Aos 65 minutos Samuel substituiu José Belo, aos 70 Hugo substituiu Márcio e aos 89 Pedro entrou para o lugar de Very.
Quim foi admoestado com o cartão amarelo.
No próximo Domingo pausa no Campeonato dando lugar à Taça Distrito de Beja com a realização dos Quartos de Final com o GDA a receber no Campo das Cancelinhas o Cabeça Gorda.

24 janeiro 2013


G.D.AMARELEJENSE PRESENTE NO “CAIXA FUTEBOL CAMPUS”

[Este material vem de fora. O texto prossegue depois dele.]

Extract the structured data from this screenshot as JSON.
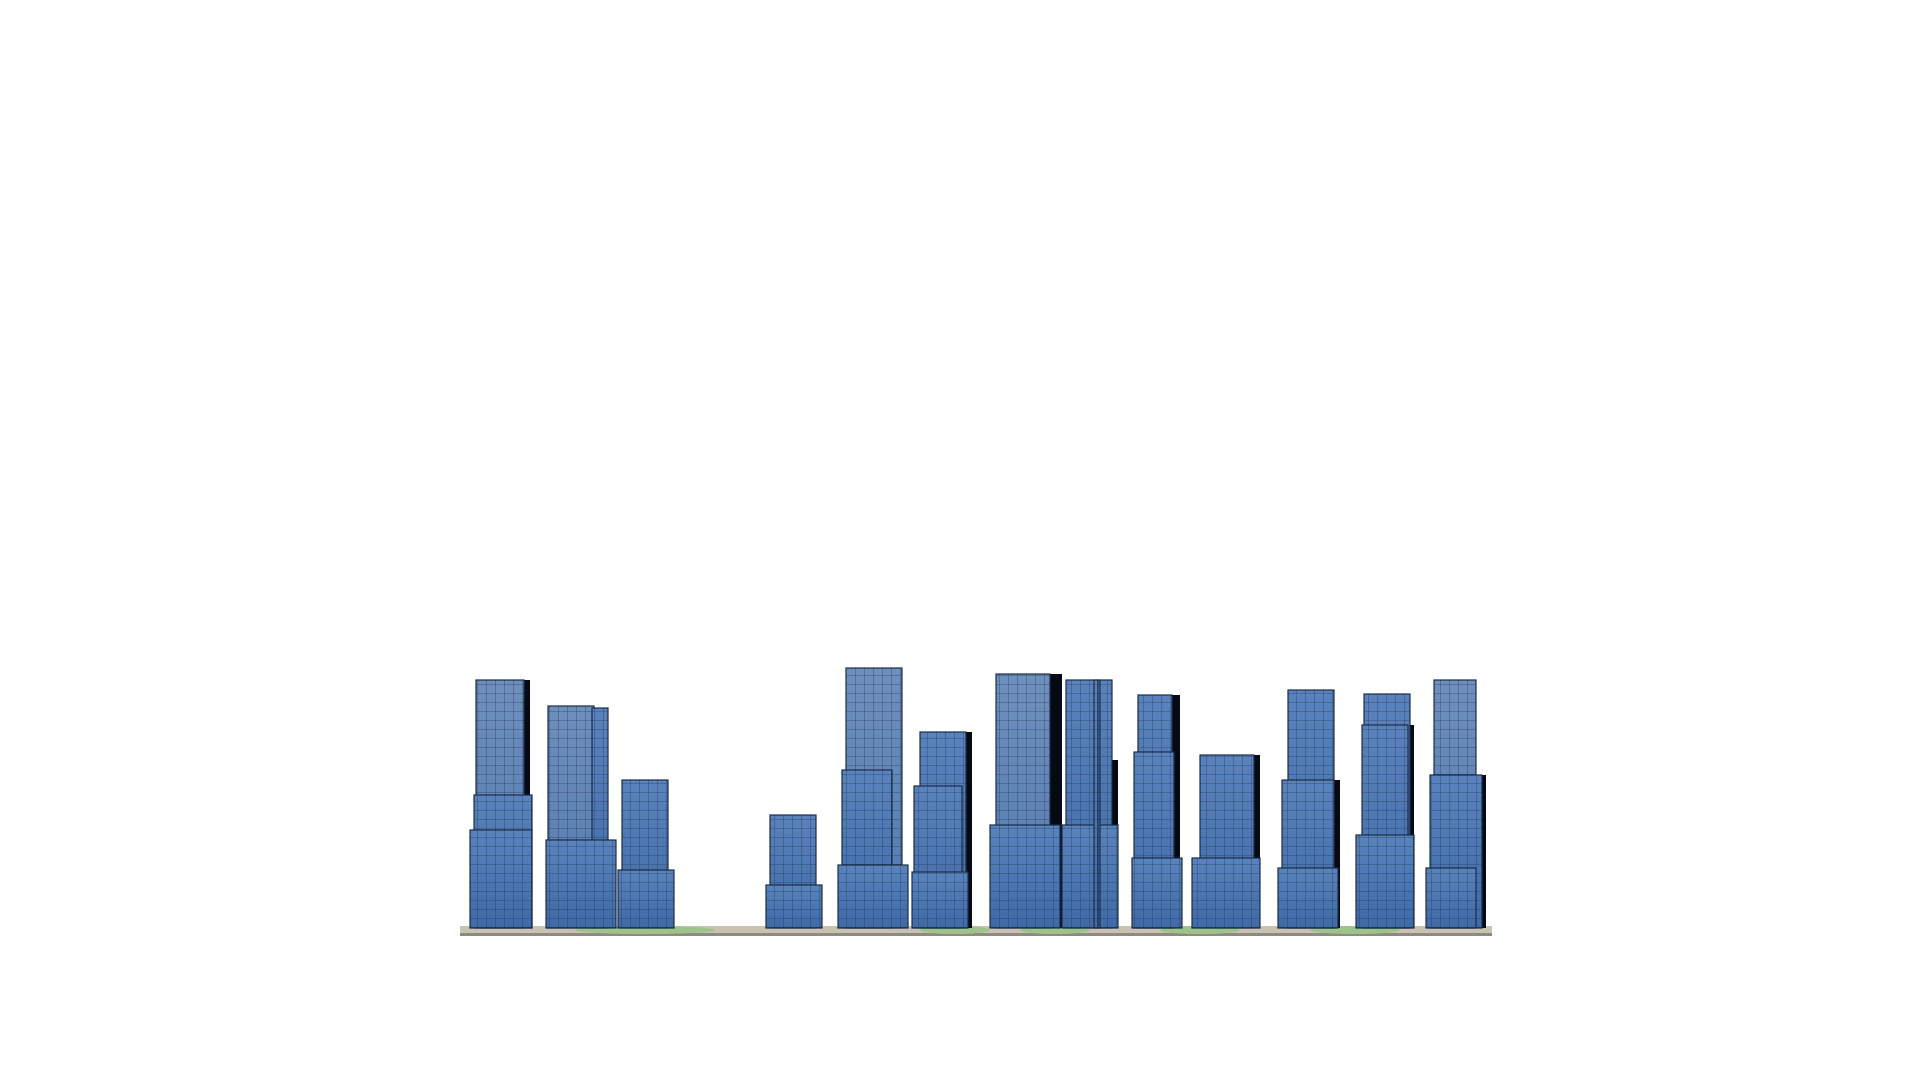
{
  "scene": {
    "subject": "city-skyline-massing-model",
    "background_color": "#ffffff",
    "glass_color": "#4a76b5",
    "glass_light_color": "#6b8fc4",
    "glass_dark_color": "#1f3557",
    "shadow_color": "#050a14",
    "mullion_color": "#1a2c47",
    "ground_color": "#c9c2b3",
    "lawn_color": "#9cc48a",
    "tower_count": 14
  }
}
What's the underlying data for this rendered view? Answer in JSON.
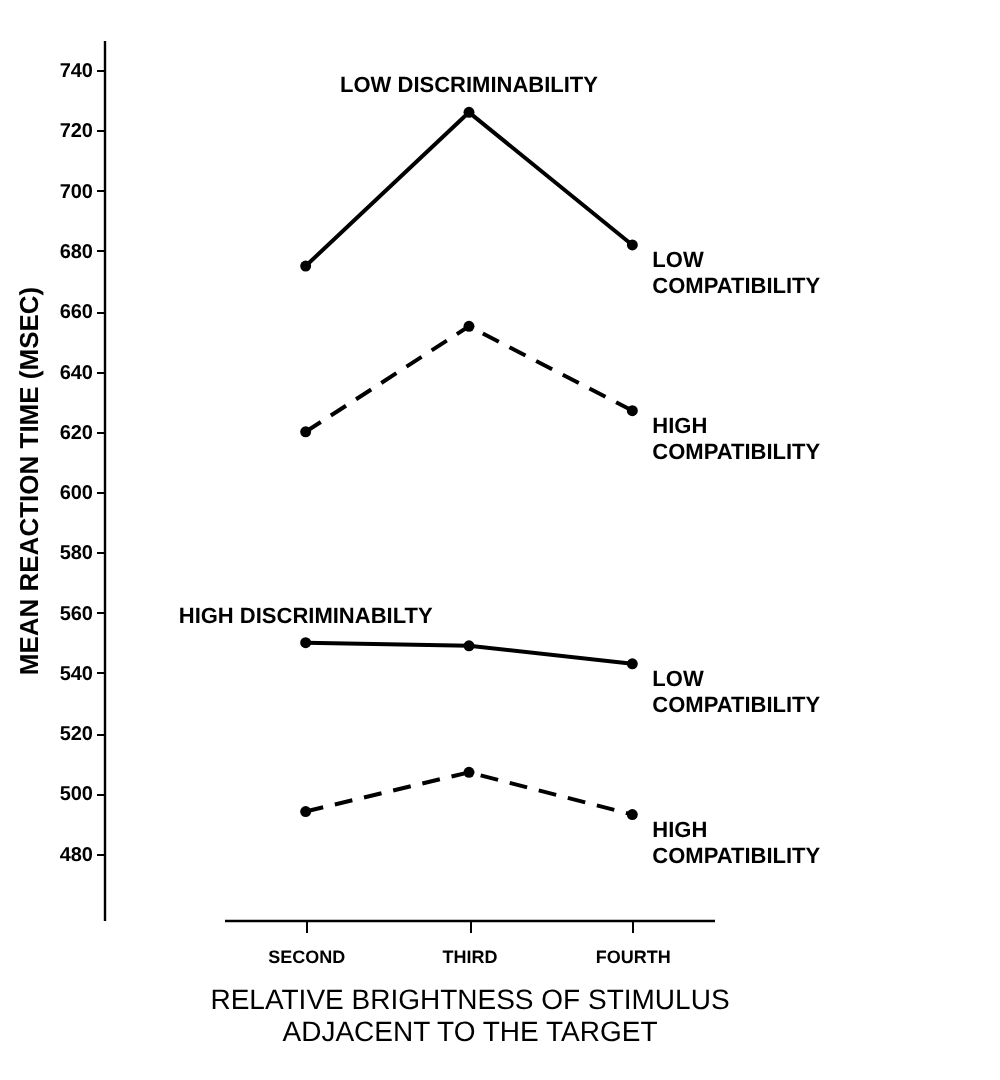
{
  "chart_data": {
    "type": "line",
    "xlabel": "RELATIVE BRIGHTNESS OF STIMULUS\nADJACENT TO THE TARGET",
    "ylabel": "MEAN REACTION TIME (MSEC)",
    "categories": [
      "SECOND",
      "THIRD",
      "FOURTH"
    ],
    "series": [
      {
        "name": "LOW\nCOMPATIBILITY",
        "color": "#000000",
        "line_style": "solid",
        "values": [
          675,
          726,
          682
        ]
      },
      {
        "name": "HIGH\nCOMPATIBILITY",
        "color": "#000000",
        "line_style": "dashed",
        "values": [
          620,
          655,
          627
        ]
      },
      {
        "name": "LOW\nCOMPATIBILITY",
        "color": "#000000",
        "line_style": "solid",
        "values": [
          550,
          549,
          543
        ]
      },
      {
        "name": "HIGH\nCOMPATIBILITY",
        "color": "#000000",
        "line_style": "dashed",
        "values": [
          494,
          507,
          493
        ]
      }
    ],
    "annotations": [
      "LOW DISCRIMINABILITY",
      "HIGH DISCRIMINABILTY"
    ],
    "ylim": [
      458,
      750
    ],
    "yticks": [
      480,
      500,
      520,
      540,
      560,
      580,
      600,
      620,
      640,
      660,
      680,
      700,
      720,
      740
    ],
    "marker": "circle"
  }
}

Fruto do trabalho desenvolvido pelos atletas, técnicos e dirigentes do Clube, foram chamados ao Seixal para prestar provas no passado dia 13, os atletas Infantis:
·                   Luis Valente
·                   Verissimo Valente
·                   José Candeias
Apesar do esforço material e humano, a Direcção chamou a si toda a responsabilidade da deslocação fazendo-se representar por dois dirigentes que, juntamente com os pais, acompanharam os promissores atletas.
Parabéns aos pais e atletas pela experiência tida.

A DIRECÇÃO

20 janeiro 2013

Odemirense 3 GDA 0

             Em jogo a contar para a 15ª Jornada do Campeonato Distrital da 1ª Divisão o GDA deslocou-se a Odemira e  perdeu com o Odemirense por 3-0.
            Numa tarde de muito frio e chuva o GA entrou no jogo a perder pois aos 19 segundos de jogo bola nas costas da nossa defesa e aparece isolado Carino a fazer o golo.
            Pior do que esta entrada em jogo só mesmo sofrer outro golo e este apareceu aos 10 minutos quando na transforção de um canto direto Idálio loução faz o segundo da tarde.
           Pensou-se na altura nas bancadas que o GDA baixaria os braços e sofreria uma goleada histórica, nada mais falso, os guerreiros do GDA arregaçaram as mangas e partiram para uma exibição a que só faltaram os golos, por grande mérito do GR contrário.
           Aos 20 minutos Jorge Costa tem uma diagonal de fora para dentro no lado esquerdo da área, remata em arco e quando já se gritava golo aparece o GR a fazer uma defesa monumental.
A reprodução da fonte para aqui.